The title A Terrified Teacher at Ghoul School! is an apt description of the hilarious happenings in the first volume of this series. More comedy- and character-focused than plot-driven, A Terrified Teacher at Ghoul School! succeeds on the strength of the people and creatures populating its pages. Protagonist Abe is especially endearing with his easily-frightened personality in the face of teen yokai, though the running gag about his penchant for sailor school uniforms—on or off a young woman—is cringe-worthy and gets old pretty quickly. However, his relationship with yakubyou (a spirit who brings misfortune) student Sano in particular is a highlight of the volume. The taciturn, almost-sadistic student helps coax Abe out of his shell time and again and a small part of Sano seems to have a grudging respect for the first human teacher at his school.

Several other students and two other instructors get adequate development this early on to flesh out Abe's school life to the point where the reader feels sufficiently invested in this wacky world by volume's end to want to keep reading more stories focused on these characters. However, it's a shame that some of the most visually interesting students are mere background characters thus far. There's a towering giant skeleton yokai (a gashadokuro) and a yokai with an abnormally long neck (a rokurokubi), as well as a student with a lantern for a face (a chouchin), but they're barely given anything to do around the more human-looking yokai.

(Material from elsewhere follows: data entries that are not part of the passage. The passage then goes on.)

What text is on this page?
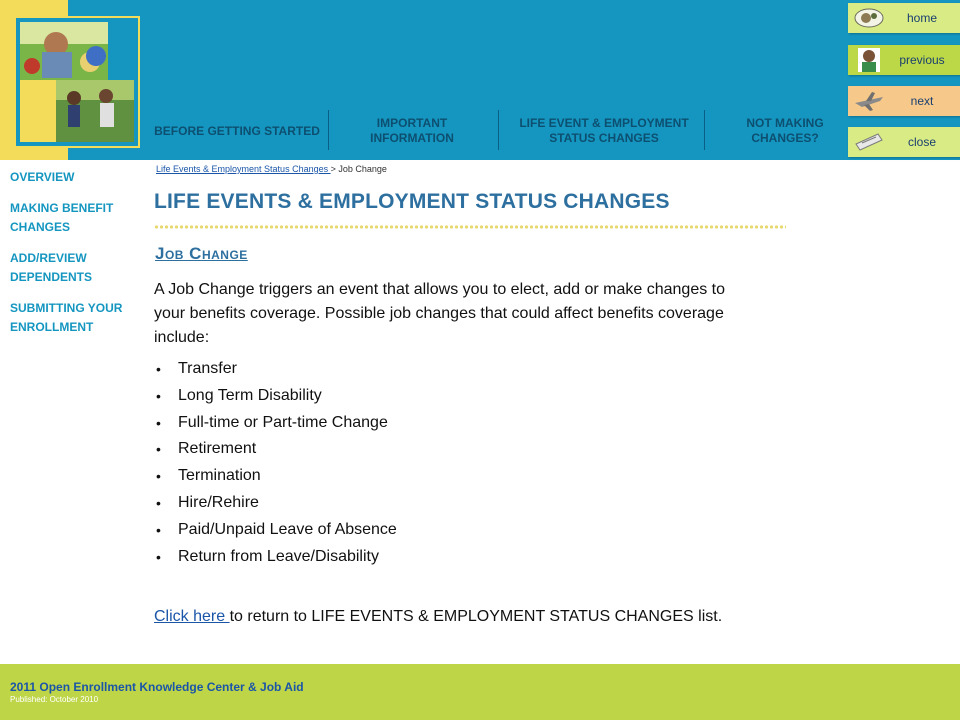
BEFORE GETTING STARTED
IMPORTANT INFORMATION
LIFE EVENT & EMPLOYMENT STATUS CHANGES
NOT MAKING CHANGES?
home
previous
next
close
OVERVIEW
MAKING BENEFIT CHANGES
ADD/REVIEW DEPENDENTS
SUBMITTING YOUR ENROLLMENT
Life Events & Employment Status Changes > Job Change
LIFE EVENTS & EMPLOYMENT STATUS CHANGES
Job Change
A Job Change triggers an event that allows you to elect, add or make changes to your benefits coverage. Possible job changes that could affect benefits coverage include:
• Transfer
• Long Term Disability
• Full-time or Part-time Change
• Retirement
• Termination
• Hire/Rehire
• Paid/Unpaid Leave of Absence
• Return from Leave/Disability
Click here to return to LIFE EVENTS & EMPLOYMENT STATUS CHANGES list.
2011 Open Enrollment Knowledge Center & Job Aid
Published: October 2010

Tanaka's art is an aesthetically pleasing mix of bishonen and bishojo alongside less human yokai and sometimes frightening visages. Abe's frazzled personality is especially well conveyed in his slightly disheveled appearance; he always seems like he hasn't gotten enough sleep. Though almost the entire volume is set in a single classroom—with some stops at a dorm, the teacher's lounge, and the nurse's office along the way—the background art is detailed and the old-fashioned exteriors of the buildings ingeniously paint the picture of a spirit world just two steps shy of a modern Japanese high school.

A Terrified Teacher at Ghoul School! volume 1 presents gag after gag and almost never lets up. It's a fast read with interesting characters and appealing, often-humorous visuals. Both comedy fans and readers who eagerly consume classroom stories will find their itches scratched if they pick up this first volume.